Commodore Morris had no appetite for remaining in Tunis, for fighting for the loudmouthed consul. He agreed to replace Eaton and to pay off the $22,000. He later wrote: "As security for the money paid by me, I insisted on Mr. Eaton assigning all his real and personal estate to the government."
On March 10, 1803, Eaton boarded the USS Chesapeake. Disgraced as a diplomat, he was on the verge of ruin. He was returning home to his wife, financially devastated. This last twist was ironic, since Eaton had accepted the post of consul to Tunis in the hopes that he might make enough money to re-enter his marriage as the financial equal of Eliza, a widow of a wealthy Revolutionary War general. "[I hope] the hour is not far distant," he had written to her before the disaster, "when I may demonstrate to the world that it was not Mrs. Danielson's fortune but her person that Captain Eaton married."

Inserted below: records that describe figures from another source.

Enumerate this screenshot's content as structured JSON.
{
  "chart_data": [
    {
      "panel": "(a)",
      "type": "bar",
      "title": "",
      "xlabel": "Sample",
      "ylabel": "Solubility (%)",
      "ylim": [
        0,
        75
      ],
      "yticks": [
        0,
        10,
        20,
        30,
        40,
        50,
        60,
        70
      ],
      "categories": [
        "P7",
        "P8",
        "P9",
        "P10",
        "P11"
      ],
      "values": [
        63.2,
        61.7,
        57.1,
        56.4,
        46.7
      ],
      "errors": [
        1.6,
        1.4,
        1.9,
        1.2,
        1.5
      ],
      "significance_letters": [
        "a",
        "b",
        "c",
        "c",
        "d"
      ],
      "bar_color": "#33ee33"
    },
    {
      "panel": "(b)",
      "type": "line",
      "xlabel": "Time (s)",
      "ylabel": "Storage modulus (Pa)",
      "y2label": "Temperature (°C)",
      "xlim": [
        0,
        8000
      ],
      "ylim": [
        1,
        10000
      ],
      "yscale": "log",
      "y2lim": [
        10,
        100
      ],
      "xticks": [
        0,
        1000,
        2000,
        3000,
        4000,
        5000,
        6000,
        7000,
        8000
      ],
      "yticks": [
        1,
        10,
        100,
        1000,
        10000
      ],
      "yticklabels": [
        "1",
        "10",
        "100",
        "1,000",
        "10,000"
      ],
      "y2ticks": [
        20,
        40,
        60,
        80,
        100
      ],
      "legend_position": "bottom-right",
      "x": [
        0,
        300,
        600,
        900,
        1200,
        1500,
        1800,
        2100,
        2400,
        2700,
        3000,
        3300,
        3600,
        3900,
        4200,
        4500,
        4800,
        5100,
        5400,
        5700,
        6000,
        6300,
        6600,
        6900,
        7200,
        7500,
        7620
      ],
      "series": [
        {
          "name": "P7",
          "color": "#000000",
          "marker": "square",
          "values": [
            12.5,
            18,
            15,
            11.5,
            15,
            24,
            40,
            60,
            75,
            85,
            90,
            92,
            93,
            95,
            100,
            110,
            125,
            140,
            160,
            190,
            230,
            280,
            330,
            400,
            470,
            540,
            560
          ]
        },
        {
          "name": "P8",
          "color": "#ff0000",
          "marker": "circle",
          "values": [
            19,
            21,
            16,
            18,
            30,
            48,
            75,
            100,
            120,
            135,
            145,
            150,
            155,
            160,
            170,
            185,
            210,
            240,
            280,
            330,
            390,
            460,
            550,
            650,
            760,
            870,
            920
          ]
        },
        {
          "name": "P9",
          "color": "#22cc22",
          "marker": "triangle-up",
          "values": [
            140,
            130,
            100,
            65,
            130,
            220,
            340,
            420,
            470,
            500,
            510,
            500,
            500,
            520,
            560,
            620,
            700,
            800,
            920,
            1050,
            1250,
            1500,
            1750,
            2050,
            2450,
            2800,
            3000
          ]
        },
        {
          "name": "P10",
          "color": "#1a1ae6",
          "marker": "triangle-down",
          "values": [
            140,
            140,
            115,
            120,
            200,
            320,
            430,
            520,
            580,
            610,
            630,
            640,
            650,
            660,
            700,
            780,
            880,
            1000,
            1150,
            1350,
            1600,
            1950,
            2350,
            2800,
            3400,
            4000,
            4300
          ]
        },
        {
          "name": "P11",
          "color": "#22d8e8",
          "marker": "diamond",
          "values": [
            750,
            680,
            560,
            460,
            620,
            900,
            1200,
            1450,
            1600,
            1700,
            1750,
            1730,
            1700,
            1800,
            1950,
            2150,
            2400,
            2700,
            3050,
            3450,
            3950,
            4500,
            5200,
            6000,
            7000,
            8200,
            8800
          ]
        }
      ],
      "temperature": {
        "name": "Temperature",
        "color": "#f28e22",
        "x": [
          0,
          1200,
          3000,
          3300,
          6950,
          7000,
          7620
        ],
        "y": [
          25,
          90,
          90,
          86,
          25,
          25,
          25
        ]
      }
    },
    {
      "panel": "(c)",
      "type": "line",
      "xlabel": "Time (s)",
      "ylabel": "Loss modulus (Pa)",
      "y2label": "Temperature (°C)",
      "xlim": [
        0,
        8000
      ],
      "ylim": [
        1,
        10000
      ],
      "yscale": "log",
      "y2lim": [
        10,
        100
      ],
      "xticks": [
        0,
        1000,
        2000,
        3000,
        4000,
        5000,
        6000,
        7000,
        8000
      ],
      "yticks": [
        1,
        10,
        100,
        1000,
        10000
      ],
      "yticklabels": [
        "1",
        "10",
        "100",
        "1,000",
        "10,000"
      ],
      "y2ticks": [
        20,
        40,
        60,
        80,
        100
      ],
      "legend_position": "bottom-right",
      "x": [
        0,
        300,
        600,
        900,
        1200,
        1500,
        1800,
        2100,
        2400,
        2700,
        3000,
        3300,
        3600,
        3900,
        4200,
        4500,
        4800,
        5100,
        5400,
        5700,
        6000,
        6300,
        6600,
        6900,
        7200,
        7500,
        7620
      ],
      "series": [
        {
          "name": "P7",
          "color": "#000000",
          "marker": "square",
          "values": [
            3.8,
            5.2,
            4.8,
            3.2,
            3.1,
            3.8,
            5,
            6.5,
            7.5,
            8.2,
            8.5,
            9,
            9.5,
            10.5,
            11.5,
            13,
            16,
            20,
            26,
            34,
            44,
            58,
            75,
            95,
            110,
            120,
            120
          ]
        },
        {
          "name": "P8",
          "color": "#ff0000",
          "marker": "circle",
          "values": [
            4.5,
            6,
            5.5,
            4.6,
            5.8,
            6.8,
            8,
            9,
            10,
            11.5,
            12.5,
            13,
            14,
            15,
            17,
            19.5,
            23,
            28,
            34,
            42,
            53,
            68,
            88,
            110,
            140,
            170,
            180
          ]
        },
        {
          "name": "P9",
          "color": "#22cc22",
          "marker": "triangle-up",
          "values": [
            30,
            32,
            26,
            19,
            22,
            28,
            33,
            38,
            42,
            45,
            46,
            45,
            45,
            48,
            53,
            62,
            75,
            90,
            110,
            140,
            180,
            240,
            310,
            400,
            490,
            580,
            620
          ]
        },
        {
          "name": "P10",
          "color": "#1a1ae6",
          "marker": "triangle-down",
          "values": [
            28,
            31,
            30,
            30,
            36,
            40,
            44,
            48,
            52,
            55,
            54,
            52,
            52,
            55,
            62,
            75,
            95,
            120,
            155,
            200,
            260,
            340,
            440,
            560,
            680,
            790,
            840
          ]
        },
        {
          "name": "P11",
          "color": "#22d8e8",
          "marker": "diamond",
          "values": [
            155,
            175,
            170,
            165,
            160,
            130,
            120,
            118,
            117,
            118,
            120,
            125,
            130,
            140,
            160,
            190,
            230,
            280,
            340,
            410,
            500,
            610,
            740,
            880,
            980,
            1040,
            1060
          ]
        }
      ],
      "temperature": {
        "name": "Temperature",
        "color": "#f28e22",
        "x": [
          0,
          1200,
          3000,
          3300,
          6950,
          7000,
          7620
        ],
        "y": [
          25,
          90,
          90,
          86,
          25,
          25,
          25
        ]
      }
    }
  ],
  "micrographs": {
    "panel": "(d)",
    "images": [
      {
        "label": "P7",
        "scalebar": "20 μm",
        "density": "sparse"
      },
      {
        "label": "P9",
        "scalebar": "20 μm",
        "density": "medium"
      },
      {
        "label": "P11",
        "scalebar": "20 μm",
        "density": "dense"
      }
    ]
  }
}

In his official report, Morris stated that "[Eaton] appeared to be a man of lively imagination, rash, credulous. And by no means possessed of sound judgement."
Within two years, this disgraced diplomat would lead a band of eight marines, eight, and several hundred foreign mercenaries, the dregs of Alexandria, on a mad hopeless mission to march across the hell of the Libyan desert. He would try to finance the mission with the funds owed to him for ransoming Anna, the Italian slave girl. Thomas Jefferson would send Eaton on America's first covert military op overseas, to try to overthrow the government of Tripoli in order to free the three hundred American sailors enslaved there. This man on the verge of personal ruin, joined by his handful of marines, including violin-playing Presley O'Bannon, would surprise-attack Tripoli's second-largest city, and they would achieve a near miraculous victory. He would help stamp the then second-class service, the United States Marines, with a new reputation for courage. His exploits would lead future generations of Americans to sing proudly: "From the Halls of Montezuma to the shores of Tripoli, we will fight our country's battles on the land and on the sea."
In 1805, in the first decades of our North American experiment in democracy, when the nation's future prosperity was very much in doubt, William Eaton made one of the loudest statements to the world that the United States was not a country to be mocked or bullied. While politicians and military officers mouthed the same patriotic phrases, Eaton risked his life to back up his statements. He helped set a national tone of defiance and daring.
But in William Eaton's flinty outspokenness and fearlessness, there lurked the seeds of his own destruction. Thomas Jefferson could not abide the man's relentless belligerence. The aftermath of victory in Tripoli for Eaton would be less than sweet. After taking on Tripoli and the Barbary pirates, he would challenge and defy Thomas Jefferson. It would be a battle between unequals, and no good can come of that.